Xerfi Canal présente l'analyse d'Olivier Passet, directeur des synthèses économiques de Xerfi
L'euro a perdu la guerre des monnaies sur deux fronts. D'abord sur le terrain de l'internationalisation. L'euro représente 22-27 % des réserves (pas plus que le poids initial des monnaies qui le composaient en 2000). L'euro reste aussi une monnaie d'ancrage et de facturation de second plan. Il reste marginal sur le marché des changes et les marchés financiers, à l'exception des marchés d'émission publics. L'euro a ensuite perdu la guerre des changes. Non qu'il se soit apprécié à moyen terme vis-à-vis de toutes les monnaies. Ce qui est préoccupant, ce sont les évolutions courtes de sortie de crise. Le taux de change réel de l'euro s'est apprécié de 11 % depuis l'été 2012. Et ses oscillations contra-cycliques fragilisent les reprises depuis de nombreuses années. Ce qui est également préoccupant, c'est sa surévaluation structurelle, qui le maintien au-dessus du cours qui égaliserait les prix européens aux prix internationaux ; surévaluation qui pénalise les marges des exportateurs et attise la concurrence socialo-fiscale.

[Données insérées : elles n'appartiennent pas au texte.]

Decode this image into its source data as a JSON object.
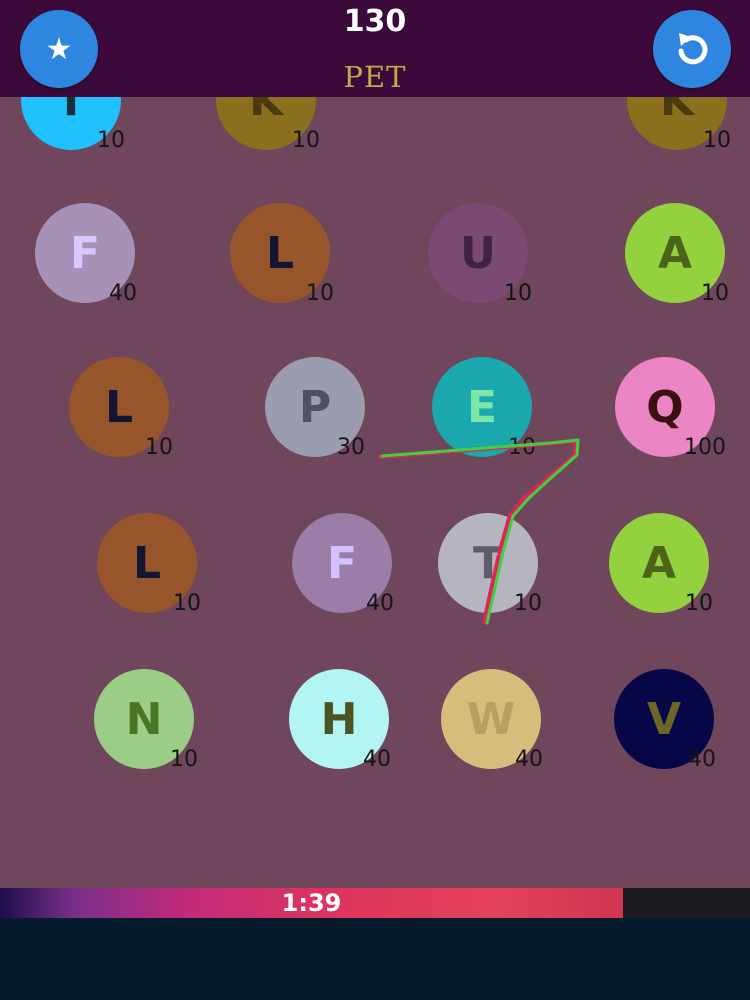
{
  "header": {
    "score": "130",
    "current_word": "PET",
    "star_button_icon": "star-icon",
    "restart_button_icon": "restart-icon"
  },
  "tiles": [
    {
      "letter": "T",
      "points": "10",
      "color": "#1fc1ff",
      "text_color": "#12323a"
    },
    {
      "letter": "K",
      "points": "10",
      "color": "#8a6f1c",
      "text_color": "#4a3a10"
    },
    {
      "letter": "K",
      "points": "10",
      "color": "#8a6f1c",
      "text_color": "#4a3a10"
    },
    {
      "letter": "F",
      "points": "40",
      "color": "#a891b7",
      "text_color": "#d9c7ff"
    },
    {
      "letter": "L",
      "points": "10",
      "color": "#96552b",
      "text_color": "#141533"
    },
    {
      "letter": "U",
      "points": "10",
      "color": "#7b4a72",
      "text_color": "#3f2246"
    },
    {
      "letter": "A",
      "points": "10",
      "color": "#93d13e",
      "text_color": "#4c6419"
    },
    {
      "letter": "L",
      "points": "10",
      "color": "#96552b",
      "text_color": "#141533"
    },
    {
      "letter": "P",
      "points": "30",
      "color": "#9b9daf",
      "text_color": "#4e5160"
    },
    {
      "letter": "E",
      "points": "10",
      "color": "#1aa7ad",
      "text_color": "#7ee6a6"
    },
    {
      "letter": "Q",
      "points": "100",
      "color": "#ec85c3",
      "text_color": "#3a1010"
    },
    {
      "letter": "L",
      "points": "10",
      "color": "#96552b",
      "text_color": "#141533"
    },
    {
      "letter": "F",
      "points": "40",
      "color": "#9a7ea7",
      "text_color": "#d4c1ff"
    },
    {
      "letter": "T",
      "points": "10",
      "color": "#b5b5c0",
      "text_color": "#5d5d69"
    },
    {
      "letter": "A",
      "points": "10",
      "color": "#93d13e",
      "text_color": "#4c6419"
    },
    {
      "letter": "N",
      "points": "10",
      "color": "#9ccd86",
      "text_color": "#4b7522"
    },
    {
      "letter": "H",
      "points": "40",
      "color": "#b3f5f2",
      "text_color": "#4d5423"
    },
    {
      "letter": "W",
      "points": "40",
      "color": "#d4be7c",
      "text_color": "#b7a162"
    },
    {
      "letter": "V",
      "points": "40",
      "color": "#070647",
      "text_color": "#6e6626"
    }
  ],
  "timer": {
    "label": "1:39",
    "progress_percent": 83
  },
  "colors": {
    "background": "#70465c",
    "header": "#3c0a3a",
    "button": "#2f86e0",
    "stroke_green": "#3fd23f",
    "stroke_red": "#e0245a"
  }
}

Le premier échec est problématique pour l'ensemble du monde car le dollar ne peut plus assumer à lui seul le rôle de devise internationale. Le pays émetteur de la monnaie de réserve est en effet en tension entre deux objectifs : celui de fournir des liquidités au système (par l'accumulation de déficits) et celui de maintenir la confiance dans l'actif émis. La source du problème dans les années soixante tenait à l'inadéquation entre les encours d'or de la Réserve fédérale et les encours de dollars détenus à l'étranger, face à la demande de liquidité mondiale croissante. Cette inadéquation explique l'explosion de Brettonwoods dans les années 70. Ce dilemme renvoie aujourd'hui à la qualité des dettes émises, sur lesquelles sont adossées des réserves en dollar. OR il y a inadéquation grandissante entre la capacité d'endettement sans risque des États-Unis et le désir de détention de dollars. La capacité à émettre de la dette dans risque des États-Unis n'est pas infinie. La crise l'a montré. Les US n'ont plus la capacité de fournir la liquidité à tout le reste du monde. Sauf à monétiser leur dette à tour de bras, ce qu'ils font aujourd'hui avec le quantitative easing, une stratégie risquée à terme.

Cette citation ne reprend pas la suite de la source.